‘Would you ever whisht up while I catch up on the death notices?’

Rip.ie is the perfect site for a nation obsessed with whether corpses look like themselves

RIP: I see a death notice as proof that a person was loved and valued. Photograph: iStock/Getty
RIP: I see a death notice as proof that a person was loved and valued. Photograph: iStock/Getty

Picture the scene. You wander into the kitchen and ask something mundane, like, “Do we have cornflakes in the press?” Your mother glares at you as though you have just belched at a funeral. “Would you ever whisht up? I’m listening to the death notices,” she says, gesturing towards the radio.

But by that stage it's too late, and the gentle voice on the wireless is saying, "Ar dheis Dé go raibh siad." Your mother has missed all the death notices and all because her oafish child had the temerity to interrupt and ask about cereal. All of a sudden she has an epiphany. "Would those be on rip.ie now?"

Since its inception, in 2005, rip.ie has become one of the best-known websites in Ireland. It bills itself as catering to "end of life matters". It contains a service directory, which lists funeral directors, florists and caterers, among others, by county. There's an online shop from which you can purchase handwritten sympathy cards. One of the website's most popular resources is a post containing the lyrics to Christie Hennessy's Remember Me, a song often performed at funerals.

My cycle of internet procrastination now looks like this: Twitter, Facebook, Instagram, rip.ie

The site’s main selling point, however, is that it functions as a one-stop shop for death notices. No longer does one have to tune into local radio to hear who has died. Now you can visit rip.ie at any time of day and satisfy your morbid curiosity by trawling through death notices from every nook and cranny of the island. In short, it’s the perfect social network for a nation obsessed with whether corpses look like themselves.

READ MORE

In recent months I have found myself visiting this online repository of death with greater frequency. My cycle of internet procrastination now looks like this: Twitter, Facebook, Instagram, rip.ie. I'll usually while away 15 minutes flicking through death notices and reading those that catch my eye.

I should clarify that I don’t have an unhealthy obsession with the macabre. I don’t spend my free time thinking about death or even necessarily worrying about it. Instead my visits to rip.ie stem from the fact that I am both quite nosy and extremely sentimental.

When I visit the website I will first go through the death notices for Waterford, my home county, and Dublin, my adopted home. Sometimes I'll peruse the Featured Death Notices on the homepage, which often feature young people, people who have died in tragic circumstances, or pillars of the community. It's mercifully rare that I stumble on a familiar name, so I mostly end up reading death notices for perfect strangers.
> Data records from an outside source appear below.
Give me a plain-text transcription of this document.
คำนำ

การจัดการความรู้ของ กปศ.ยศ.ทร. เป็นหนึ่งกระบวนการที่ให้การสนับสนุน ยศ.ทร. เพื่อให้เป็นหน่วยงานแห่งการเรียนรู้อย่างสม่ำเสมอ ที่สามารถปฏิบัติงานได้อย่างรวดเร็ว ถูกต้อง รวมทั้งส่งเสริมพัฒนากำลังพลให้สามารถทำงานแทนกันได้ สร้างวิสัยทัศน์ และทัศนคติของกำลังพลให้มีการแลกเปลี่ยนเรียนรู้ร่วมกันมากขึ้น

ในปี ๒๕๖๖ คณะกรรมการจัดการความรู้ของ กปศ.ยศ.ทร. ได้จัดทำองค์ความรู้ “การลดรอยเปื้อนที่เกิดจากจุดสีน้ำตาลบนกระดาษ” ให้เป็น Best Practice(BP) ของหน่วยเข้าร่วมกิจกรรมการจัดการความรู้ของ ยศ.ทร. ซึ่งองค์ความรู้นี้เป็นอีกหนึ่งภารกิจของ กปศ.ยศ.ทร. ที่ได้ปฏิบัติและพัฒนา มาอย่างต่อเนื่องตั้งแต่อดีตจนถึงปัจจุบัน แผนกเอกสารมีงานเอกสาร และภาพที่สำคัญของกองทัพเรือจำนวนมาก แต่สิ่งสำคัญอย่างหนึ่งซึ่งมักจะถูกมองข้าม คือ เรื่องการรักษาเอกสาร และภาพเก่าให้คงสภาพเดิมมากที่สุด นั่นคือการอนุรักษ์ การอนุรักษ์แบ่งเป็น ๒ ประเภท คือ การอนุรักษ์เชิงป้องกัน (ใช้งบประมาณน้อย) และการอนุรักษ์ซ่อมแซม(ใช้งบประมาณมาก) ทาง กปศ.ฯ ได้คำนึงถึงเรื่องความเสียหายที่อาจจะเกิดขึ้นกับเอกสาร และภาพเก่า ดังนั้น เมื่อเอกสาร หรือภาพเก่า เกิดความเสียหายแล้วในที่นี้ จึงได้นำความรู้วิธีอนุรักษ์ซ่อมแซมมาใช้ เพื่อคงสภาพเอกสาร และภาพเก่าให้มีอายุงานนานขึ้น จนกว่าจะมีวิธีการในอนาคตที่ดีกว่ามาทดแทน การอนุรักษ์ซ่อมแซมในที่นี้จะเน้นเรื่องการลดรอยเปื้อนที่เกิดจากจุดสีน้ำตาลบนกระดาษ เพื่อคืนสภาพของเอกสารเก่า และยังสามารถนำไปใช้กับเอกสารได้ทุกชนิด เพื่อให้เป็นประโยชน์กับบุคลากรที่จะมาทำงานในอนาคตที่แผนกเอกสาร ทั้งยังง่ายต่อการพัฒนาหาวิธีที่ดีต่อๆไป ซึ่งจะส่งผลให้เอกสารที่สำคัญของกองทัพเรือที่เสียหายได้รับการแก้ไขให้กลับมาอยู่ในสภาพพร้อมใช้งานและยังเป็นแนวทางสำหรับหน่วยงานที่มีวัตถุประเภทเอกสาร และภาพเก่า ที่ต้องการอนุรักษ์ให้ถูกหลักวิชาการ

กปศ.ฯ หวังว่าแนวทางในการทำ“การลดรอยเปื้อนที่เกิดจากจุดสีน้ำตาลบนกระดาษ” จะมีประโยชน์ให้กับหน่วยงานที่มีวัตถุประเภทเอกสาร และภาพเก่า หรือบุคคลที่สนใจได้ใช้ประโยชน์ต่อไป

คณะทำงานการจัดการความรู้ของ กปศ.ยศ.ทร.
You can usually tell quite quickly what kind of death notice you're reading. The language may be purposefully cryptic and sanitised, but we all know what the words allude to and the stories they are hinting at. "Suddenly". "Peacefully". "An illness borne with great dignity". A request for donations to a hospice. A request for donations to Pieta House, the suicide and self-harm charity. Some are heart-warming and tell the story of a life well lived. Others are quietly devastating and can render me speechless. All serve as a reminder that death is all around us and can strike when we least expect it.

Occasionally a faithful dog will be listed among the survivors and my heart will break in two

So why do I read death notices?

For me they scratch the same itch that obituaries do. Although they may lack the detail of an obituary or eulogy, they paint a rich portrait. "Formerly of CIÉ." "Dearly missed by her beloved husband." "Donations in lieu of flowers to Cahir Men's Shed." Sometimes a person's nickname is included in brackets – (Scobie), (Sully) or (Deco). Occasionally a faithful dog will be listed among the survivors and my heart will break in two.

These fragments of information can’t hope to sum up the totality of a person’s life. But they do help humanise the deceased and offer a small but vivid insight into their lives – their family, their friends, their work, what gave them pride, what gave them joy.

The idea of reading death notices every day might strike some of you as mawkish. Why spend time dwelling on the deaths of people you didn’t and can now never know? Life is for living and all that. But I don’t find it depressing. Quite the opposite.

I see a death notice as proof that a person was loved and valued. It’s a reminder that all lives, no matter how humble and ordinary they may seem on the surface, leave behind an important legacy. And what could be more life-affirming than that?

Now whisht up as I catch up on the ones I missed, will you?